Only The Shadow Knows

shadow

 

A few days ago we shared pointed out an article in Institutional Investor –  Shining More Light on Dark Pools, which highlighted the increased amount of trading in the dark, as well as the rise of Barclay’s  dark pool after a revamp. We asked many questions about how those pools work, and the transparency issues at play.

If your dark pools allow you to choose your contra sides with vivid and complex tools, are they also allowing their high frequency market makers to similarly weed out interaction with you?  As you trade and try to accumulate positions for your portfolio managers, and park resting orders with aggressive limits, how are those dark pools characterizing you? Are you aggressive? Is your order flow deemed too aggressive to match with contra sides you want to be matching with? Are you aware that you may be weeded out? Is data about your activity or profile being shared? Is the process of pick-and-choose matching fair and equitable? Is it disclosed to everybody? Does your dark pool pay rebates to high frequency trading market makers for adding liquidity to their pool? Can those market makers weed you out if they want to just play rebate capture, thereby minimizing chances of adverse selection? Are the same systems and plumbing evolution that have damaged the public lit markets now taking place in the dark markets? While order types and matching logic has to be regulated on exchanges, and are subject to some level of transparency, is the same true for matching logic and order types within dark pools?

The New York Times’ Nathaniel Popper wrote an excellent article in yesterday’s Business Section that also discussed the increased trading off of the public exchanges. Titled As Market Heats Up, Trading Slips Into Shadows, it highlights the worry that this trend is causing for regulators and institutional investors alike, as curiously the trend bucks the efforts of regulators to force more disclosure and less opacity onto Wall Street. The article is most worthy of your time, and this morning we tease with a few snippets:

Investors also have said that they have moved more of their trading into the dark because they have grown more distrustful of the big exchanges like the N.Y.S.E. and the Nasdaq.

The biggest factor pushing trading away from the public exchanges is the ongoing decline in volatility in stock prices, traders say.

Regulators and long-term investors fear that the movement away from exchanges will diminish part of what has made the American stock market the envy of the world: the public auction process.

Australia introduced new rules to limit trading off-exchange, following the lead of Canada, which put regulations in place last fall. In the United States, the Securities and Exchange Commission has so far declined to act.

“We’ve seen some problematic activity when we’ve looked at” dark pools in trading exams, said Mr. Gira, Finra’s head of market regulation. Among long-term investors, 67 percent said that they have “trust issues” with dark pools, according to a survey last year by the Tabb Group.

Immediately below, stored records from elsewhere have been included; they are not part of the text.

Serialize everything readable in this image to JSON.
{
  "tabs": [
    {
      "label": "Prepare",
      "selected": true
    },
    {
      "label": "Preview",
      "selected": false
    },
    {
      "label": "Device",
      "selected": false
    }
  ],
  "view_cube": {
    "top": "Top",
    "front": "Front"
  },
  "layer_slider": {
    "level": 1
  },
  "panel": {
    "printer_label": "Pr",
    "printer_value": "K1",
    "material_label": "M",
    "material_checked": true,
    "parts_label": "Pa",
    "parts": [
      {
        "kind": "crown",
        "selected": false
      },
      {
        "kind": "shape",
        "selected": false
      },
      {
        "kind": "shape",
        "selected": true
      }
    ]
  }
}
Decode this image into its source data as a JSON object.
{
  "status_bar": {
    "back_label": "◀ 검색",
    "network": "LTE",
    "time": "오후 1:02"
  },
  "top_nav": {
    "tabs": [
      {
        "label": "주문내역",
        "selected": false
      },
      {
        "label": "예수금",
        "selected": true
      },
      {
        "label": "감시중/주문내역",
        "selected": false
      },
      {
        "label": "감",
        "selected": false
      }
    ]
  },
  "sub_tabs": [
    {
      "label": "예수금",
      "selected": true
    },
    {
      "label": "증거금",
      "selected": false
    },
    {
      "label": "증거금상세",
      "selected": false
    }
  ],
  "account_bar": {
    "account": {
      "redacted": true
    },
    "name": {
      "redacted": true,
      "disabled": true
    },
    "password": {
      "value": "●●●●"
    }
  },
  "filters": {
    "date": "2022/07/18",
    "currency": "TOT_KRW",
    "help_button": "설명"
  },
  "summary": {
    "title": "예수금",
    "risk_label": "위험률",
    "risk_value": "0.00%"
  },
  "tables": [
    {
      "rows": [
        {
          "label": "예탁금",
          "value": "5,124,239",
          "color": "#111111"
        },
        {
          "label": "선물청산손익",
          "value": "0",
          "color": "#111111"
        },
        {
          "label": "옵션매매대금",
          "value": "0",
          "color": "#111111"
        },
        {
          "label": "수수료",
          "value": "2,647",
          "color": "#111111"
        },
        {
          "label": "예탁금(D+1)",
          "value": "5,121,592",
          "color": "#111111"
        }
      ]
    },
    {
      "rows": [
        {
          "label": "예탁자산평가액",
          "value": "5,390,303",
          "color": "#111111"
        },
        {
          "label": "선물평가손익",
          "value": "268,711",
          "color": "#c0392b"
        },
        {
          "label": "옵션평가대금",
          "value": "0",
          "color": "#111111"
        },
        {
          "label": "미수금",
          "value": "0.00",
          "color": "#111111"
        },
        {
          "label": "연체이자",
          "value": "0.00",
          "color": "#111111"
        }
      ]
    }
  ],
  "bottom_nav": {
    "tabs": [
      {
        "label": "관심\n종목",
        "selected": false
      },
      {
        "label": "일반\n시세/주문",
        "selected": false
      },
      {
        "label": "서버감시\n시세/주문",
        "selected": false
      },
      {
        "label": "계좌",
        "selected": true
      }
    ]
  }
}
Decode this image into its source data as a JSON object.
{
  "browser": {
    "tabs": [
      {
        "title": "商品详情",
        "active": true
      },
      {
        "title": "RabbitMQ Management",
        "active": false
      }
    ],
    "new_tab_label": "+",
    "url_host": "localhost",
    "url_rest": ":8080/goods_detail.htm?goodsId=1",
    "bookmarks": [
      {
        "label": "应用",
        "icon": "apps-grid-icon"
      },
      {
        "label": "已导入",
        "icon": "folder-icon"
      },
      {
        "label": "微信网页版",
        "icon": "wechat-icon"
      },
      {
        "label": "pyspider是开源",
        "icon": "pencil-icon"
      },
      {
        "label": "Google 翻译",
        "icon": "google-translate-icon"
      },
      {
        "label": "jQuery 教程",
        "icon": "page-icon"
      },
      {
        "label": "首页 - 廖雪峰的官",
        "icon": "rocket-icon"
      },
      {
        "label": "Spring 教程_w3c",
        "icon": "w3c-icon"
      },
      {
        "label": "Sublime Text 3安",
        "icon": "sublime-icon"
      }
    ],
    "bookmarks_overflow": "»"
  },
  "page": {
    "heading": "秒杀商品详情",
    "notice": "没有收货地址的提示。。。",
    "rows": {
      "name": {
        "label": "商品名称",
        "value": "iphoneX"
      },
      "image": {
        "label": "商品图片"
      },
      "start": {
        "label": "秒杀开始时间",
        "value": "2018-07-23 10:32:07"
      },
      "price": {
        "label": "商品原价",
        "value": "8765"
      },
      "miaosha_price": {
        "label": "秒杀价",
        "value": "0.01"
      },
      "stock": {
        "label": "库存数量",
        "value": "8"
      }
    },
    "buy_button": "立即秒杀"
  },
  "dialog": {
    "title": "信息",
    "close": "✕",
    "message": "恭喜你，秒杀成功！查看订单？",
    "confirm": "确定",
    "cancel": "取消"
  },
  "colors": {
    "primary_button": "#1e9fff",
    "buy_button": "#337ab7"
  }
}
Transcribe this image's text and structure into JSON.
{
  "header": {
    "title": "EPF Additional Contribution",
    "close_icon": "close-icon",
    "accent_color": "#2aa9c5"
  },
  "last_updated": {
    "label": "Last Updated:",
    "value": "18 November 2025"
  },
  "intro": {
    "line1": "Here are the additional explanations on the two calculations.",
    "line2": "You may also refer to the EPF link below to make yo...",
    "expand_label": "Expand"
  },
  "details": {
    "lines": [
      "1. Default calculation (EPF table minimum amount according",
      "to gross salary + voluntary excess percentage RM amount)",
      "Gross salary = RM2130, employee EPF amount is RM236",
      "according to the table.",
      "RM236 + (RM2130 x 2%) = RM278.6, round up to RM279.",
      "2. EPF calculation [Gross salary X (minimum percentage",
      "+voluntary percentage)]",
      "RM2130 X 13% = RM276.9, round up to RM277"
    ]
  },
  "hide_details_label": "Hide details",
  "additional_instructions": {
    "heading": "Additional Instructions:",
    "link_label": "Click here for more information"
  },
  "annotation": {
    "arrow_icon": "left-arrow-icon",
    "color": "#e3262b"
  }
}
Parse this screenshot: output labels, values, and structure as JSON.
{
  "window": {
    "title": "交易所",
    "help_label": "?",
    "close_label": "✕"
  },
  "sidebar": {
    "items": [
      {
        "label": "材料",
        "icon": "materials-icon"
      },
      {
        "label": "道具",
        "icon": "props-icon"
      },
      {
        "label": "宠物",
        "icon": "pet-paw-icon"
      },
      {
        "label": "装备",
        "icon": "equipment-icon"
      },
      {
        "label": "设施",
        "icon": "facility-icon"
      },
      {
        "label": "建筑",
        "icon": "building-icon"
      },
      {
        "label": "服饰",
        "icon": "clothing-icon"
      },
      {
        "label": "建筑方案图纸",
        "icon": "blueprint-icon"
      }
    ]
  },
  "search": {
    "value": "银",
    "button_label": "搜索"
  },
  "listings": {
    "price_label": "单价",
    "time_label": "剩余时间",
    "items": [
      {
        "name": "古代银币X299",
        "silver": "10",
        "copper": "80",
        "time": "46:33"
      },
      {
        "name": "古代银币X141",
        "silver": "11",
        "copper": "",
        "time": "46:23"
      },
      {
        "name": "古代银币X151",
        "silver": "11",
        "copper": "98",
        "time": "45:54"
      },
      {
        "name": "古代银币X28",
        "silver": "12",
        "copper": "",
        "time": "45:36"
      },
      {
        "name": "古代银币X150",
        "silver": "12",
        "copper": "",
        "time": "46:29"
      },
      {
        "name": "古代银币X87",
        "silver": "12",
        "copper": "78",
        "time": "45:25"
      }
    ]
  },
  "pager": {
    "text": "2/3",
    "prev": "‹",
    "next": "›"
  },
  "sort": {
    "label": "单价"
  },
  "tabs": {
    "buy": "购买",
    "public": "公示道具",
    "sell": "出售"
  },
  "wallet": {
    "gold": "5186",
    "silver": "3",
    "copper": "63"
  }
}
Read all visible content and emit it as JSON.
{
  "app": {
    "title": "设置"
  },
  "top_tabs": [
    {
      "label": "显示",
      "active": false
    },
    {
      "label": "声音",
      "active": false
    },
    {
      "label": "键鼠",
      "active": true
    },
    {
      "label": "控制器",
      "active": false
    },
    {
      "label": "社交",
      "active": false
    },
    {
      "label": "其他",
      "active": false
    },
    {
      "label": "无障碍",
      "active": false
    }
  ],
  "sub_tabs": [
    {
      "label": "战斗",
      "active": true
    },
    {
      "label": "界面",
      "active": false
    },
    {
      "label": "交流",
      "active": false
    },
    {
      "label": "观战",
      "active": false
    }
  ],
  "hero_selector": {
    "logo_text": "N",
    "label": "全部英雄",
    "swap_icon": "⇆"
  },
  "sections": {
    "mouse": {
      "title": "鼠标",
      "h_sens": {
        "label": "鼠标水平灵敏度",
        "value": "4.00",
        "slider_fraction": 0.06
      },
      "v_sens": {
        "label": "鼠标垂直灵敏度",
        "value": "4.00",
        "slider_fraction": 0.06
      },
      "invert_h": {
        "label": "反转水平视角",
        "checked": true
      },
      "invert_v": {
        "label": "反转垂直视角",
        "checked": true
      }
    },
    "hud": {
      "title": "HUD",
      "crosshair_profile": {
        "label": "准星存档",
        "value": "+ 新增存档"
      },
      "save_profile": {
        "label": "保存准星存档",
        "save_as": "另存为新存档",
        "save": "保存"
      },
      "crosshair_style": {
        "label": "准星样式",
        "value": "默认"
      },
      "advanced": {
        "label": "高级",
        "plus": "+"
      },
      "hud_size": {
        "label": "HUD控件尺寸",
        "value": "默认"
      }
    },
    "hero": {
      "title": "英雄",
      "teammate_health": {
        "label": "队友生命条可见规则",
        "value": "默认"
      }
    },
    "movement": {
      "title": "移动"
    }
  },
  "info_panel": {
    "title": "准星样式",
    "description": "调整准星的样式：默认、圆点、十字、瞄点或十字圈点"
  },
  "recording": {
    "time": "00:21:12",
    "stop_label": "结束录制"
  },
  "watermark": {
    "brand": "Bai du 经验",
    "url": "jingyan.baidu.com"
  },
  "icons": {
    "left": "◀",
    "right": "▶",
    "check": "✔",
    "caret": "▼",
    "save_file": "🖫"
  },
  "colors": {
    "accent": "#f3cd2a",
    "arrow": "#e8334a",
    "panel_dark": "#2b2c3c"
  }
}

The article closes appropriately with the perspective of  Invesco’s Kevin Cronin – a leader and investor voice that should be familiar to all of you, as he has been championing investor causes in the media and in Washington for the better part of four years now:

Kevin Cronin, the top trader at the mutual fund provider Invesco, said that to buy and sell stocks in his firm’s mutual funds he has to dedicate an increasing amount of time and money navigating the dark pools. But Mr. Cronin said that he worries as he and other traders escalate the amount of business they are doing out of the public eye.

“It’s just not an efficient market if a fair amount of orders never see the light of day,” he said. “We should all be concerned about this.”